In March 2020, Italy’s National Bioethics Committee (CNB), a governmental advisory panel of biomedical and legal experts, recommended the bans be cancelled. But there too, divisions emerged. Six of the 26 members voted against the motion, noting that animal models fail to account for the complexity of addiction in humans and raising ethical concerns on xenotransplantations. CNB member and bioethicist Luisa Battaglia from Università di Genova sees xenotransplantation as a “serious” case of animal exploitation, and says donor shortage should be rather solved by increasing human donations. Keeping the bans is important to boost research into alternative methods to animal testing, says Salvatore Amato, a professor in philosophy of law at Università di Catania, another CNB member who opposed the March motion. “Researchers will not seek new ways if there are no obstacles to the old ones.”

Lack of alternatives

In this climate of uncertainty, scientists have had trouble getting research funding, which is usually awarded for at least three to five years, and some have been excluded from international collaborations. “Over the past seven years, our lab has applied for fewer grants than it used to, because the duration of some grants exceeded the supposed implementation of the ban,” says Nicola Simola, a pharmacologist at Università di Cagliari.

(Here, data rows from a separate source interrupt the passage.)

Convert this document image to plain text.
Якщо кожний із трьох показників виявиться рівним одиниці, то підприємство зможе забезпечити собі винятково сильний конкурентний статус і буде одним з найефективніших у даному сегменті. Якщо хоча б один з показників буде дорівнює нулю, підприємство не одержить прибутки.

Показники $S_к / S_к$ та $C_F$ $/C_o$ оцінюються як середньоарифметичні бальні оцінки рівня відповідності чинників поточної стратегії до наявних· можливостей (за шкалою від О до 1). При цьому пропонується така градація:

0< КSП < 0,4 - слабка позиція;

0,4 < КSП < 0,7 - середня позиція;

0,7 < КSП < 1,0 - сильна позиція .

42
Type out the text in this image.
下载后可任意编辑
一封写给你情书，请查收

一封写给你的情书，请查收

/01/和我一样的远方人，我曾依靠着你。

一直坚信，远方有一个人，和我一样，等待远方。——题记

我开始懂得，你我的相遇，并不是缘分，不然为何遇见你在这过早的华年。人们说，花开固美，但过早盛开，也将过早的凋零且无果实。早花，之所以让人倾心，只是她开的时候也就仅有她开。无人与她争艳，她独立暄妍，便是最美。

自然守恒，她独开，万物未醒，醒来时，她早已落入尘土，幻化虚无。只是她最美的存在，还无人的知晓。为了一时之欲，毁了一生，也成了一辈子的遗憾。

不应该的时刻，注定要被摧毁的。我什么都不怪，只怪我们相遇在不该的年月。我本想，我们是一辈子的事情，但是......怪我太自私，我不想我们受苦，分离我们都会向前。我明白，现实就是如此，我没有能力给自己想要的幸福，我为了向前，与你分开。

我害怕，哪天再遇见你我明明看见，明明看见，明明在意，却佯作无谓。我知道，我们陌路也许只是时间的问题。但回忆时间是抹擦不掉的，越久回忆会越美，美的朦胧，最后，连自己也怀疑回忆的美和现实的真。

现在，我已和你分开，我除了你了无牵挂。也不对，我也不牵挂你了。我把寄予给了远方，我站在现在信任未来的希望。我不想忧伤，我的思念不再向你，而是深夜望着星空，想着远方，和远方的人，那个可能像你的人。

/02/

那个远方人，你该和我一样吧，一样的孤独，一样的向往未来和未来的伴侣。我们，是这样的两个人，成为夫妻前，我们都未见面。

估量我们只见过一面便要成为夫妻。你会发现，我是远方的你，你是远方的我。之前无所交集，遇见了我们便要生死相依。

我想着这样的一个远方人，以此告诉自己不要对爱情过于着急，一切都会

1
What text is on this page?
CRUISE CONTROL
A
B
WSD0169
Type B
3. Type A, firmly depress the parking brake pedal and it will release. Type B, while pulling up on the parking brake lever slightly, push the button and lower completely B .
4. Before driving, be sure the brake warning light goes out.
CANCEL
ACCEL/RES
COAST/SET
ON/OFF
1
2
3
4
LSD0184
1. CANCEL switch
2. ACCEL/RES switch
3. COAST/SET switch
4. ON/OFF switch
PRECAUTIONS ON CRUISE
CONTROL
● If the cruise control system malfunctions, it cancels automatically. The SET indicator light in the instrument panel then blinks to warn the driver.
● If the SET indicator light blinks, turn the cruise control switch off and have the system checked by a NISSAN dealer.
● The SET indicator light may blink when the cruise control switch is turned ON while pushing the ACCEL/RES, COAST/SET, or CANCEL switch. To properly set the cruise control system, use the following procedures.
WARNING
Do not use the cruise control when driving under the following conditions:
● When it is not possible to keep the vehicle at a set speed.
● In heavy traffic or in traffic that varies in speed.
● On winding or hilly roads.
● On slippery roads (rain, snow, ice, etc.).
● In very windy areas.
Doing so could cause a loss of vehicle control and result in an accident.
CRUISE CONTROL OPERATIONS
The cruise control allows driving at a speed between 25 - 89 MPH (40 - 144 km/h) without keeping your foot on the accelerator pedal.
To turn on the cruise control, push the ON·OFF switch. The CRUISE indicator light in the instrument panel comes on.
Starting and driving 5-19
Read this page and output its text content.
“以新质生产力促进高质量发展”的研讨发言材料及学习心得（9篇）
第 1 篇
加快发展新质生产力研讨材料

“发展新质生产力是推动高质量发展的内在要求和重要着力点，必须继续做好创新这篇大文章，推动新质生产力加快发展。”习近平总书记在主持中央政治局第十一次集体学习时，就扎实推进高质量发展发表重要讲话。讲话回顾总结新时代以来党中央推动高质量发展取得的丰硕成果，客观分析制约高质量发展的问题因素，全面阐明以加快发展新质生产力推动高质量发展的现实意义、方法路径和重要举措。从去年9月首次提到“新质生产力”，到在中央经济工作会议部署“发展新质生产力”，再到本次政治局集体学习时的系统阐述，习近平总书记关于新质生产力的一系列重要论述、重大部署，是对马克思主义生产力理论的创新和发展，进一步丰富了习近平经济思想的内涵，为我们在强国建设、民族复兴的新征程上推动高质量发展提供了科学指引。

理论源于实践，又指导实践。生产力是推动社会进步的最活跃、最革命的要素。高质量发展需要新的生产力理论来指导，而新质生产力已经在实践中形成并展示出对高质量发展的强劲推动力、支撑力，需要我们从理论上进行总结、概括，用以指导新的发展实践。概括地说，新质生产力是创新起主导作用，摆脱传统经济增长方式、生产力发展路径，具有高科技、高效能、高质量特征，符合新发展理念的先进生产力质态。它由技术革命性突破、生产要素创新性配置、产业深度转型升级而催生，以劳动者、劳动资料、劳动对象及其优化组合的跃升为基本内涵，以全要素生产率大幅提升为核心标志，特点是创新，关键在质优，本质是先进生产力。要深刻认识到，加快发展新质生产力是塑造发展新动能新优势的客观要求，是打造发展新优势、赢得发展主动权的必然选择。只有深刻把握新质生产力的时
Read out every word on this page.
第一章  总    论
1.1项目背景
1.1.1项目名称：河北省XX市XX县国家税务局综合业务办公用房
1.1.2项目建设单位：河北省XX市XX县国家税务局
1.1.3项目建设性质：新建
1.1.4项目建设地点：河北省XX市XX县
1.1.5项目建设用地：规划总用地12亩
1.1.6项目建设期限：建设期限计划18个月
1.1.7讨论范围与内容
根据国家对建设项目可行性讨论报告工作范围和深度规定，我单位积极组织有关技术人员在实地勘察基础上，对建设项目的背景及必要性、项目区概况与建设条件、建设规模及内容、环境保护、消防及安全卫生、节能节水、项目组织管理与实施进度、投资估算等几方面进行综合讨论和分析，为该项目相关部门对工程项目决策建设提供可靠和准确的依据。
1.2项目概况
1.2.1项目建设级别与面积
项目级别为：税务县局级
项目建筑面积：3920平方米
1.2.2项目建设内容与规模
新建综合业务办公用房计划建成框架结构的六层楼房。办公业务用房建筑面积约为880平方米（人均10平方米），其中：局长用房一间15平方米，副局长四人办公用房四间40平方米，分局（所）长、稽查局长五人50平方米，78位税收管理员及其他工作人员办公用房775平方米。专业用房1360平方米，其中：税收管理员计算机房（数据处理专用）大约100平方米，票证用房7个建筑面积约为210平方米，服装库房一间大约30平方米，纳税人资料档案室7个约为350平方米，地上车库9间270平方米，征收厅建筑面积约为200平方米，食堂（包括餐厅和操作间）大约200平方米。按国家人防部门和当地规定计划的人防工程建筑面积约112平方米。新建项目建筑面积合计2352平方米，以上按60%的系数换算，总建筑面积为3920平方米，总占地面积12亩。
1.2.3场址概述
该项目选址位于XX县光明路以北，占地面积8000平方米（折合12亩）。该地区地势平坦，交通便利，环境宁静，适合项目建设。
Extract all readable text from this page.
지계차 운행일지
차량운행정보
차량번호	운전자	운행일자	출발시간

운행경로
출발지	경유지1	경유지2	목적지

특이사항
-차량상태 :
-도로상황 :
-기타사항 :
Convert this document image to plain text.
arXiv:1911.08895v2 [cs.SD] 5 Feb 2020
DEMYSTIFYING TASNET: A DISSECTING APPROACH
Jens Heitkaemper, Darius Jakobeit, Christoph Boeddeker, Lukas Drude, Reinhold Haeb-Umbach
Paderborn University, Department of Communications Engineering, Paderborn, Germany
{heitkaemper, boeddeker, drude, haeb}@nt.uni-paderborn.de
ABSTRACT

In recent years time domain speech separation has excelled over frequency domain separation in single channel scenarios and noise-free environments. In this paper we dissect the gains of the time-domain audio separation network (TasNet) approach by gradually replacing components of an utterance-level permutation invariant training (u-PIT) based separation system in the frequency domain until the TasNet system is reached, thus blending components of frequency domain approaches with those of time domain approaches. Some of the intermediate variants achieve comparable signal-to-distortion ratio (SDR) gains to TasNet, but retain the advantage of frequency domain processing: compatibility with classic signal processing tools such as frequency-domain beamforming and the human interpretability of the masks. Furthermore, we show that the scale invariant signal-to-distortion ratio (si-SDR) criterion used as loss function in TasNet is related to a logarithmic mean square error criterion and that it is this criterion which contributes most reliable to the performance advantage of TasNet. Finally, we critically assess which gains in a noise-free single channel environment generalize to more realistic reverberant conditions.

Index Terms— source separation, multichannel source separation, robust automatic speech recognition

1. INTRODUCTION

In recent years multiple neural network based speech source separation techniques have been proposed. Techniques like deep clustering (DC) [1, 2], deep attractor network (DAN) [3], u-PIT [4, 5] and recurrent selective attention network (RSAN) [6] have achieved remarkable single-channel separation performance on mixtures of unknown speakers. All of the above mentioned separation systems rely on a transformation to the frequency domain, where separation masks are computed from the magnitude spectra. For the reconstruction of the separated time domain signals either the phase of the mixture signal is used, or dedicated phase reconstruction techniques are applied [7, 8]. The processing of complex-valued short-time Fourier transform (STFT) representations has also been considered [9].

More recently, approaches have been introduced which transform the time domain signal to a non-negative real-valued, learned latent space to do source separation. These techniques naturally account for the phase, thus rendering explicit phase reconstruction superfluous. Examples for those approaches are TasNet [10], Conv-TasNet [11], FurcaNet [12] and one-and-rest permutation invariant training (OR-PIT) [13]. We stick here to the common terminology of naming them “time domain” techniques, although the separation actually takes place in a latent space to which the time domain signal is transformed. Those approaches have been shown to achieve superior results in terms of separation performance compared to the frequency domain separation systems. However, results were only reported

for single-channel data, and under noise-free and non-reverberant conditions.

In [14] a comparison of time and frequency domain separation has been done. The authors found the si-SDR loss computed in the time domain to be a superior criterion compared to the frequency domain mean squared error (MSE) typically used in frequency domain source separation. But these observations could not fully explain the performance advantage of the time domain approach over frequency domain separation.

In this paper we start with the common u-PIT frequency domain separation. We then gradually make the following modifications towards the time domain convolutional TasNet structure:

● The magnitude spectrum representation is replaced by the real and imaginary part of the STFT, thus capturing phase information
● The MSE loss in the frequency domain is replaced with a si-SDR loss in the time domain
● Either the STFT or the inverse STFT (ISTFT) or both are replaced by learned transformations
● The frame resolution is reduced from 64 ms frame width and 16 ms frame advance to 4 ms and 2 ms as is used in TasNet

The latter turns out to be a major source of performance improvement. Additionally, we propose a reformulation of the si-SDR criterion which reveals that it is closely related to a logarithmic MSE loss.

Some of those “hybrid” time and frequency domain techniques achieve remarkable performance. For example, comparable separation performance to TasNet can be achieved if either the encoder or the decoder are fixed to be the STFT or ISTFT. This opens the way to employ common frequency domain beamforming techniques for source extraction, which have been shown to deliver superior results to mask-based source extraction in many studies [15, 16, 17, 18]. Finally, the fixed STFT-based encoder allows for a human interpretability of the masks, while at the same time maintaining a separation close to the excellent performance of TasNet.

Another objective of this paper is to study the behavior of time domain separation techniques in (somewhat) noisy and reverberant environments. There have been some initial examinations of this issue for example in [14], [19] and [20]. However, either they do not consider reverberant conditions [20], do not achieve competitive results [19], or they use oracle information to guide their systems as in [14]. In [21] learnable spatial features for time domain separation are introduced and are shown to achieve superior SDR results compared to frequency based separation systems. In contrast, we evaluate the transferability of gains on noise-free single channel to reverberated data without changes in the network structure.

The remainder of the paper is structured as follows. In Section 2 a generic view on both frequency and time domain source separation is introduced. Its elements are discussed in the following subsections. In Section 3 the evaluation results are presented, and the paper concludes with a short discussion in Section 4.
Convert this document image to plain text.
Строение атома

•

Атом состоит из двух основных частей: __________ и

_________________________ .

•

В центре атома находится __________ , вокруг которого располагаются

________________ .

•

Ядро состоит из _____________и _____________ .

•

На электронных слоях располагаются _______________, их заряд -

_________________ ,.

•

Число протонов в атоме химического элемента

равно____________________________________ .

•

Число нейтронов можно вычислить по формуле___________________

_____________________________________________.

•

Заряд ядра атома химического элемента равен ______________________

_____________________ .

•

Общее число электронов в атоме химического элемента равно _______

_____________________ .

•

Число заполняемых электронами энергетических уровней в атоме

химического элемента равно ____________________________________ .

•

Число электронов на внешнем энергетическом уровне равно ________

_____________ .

The damage would be even greater if the bans become effective next year, says Roberto Ciccocioppo, a pharmacologist at Università di Camerino. “Either researchers close their labs or they move to another country” he says. He says banning addiction studies would also hamper safety studies of new medicines that target the brain to treat pain, mood disorders, seizures and neurodegenerative diseases. Such studies evaluate whether a medicine can cause addiction, and typically assess how rodents behave after receiving several doses of the medicine compared to a substance of abuse. As for alternative methods, Simola says that a handful of nerve cells in a dish can’t reproduce the interactions between the brain and other organs, and even the most advanced computer models can’t mimic a complex living organism. A recent report by health minister, Roberto Speranza, supports this idea.

Others worry that the ban on xenotransplantation studies would end the development of potentially life-saving procedures. Currently there are more patients who need a kidney or liver transplant than donors. Pig organs could in principle be compatible with humans, but there are several obstacles to overcome, such as the risk of transmitting infections or triggering an immune reaction. Current experiments involve transplanting organs from pigs to animals that are closer to humans, such as monkeys. Grignaschi says it is impossible to replace such animal studies. “It is like testing a pacemaker: sooner or later, it will have to be implanted in a living organism,” he says.

Lorenzin and other members of the Parliament have proposed to postpone the bans until at least 2024 before approving the government's decree. Marco Bella, a member of Parliament with the Five Stars Movement and a chemist at Università di Roma La Sapienza, says the best solution would be to amend the law and scrap the bans altogether.

The Ministry for Health has not responded to requests for comment from Nature Italy. A spokesperson for the Minister of University and Research Gaetano Manfredi said in an email that “the position […] is to adopt the European directive without changes.”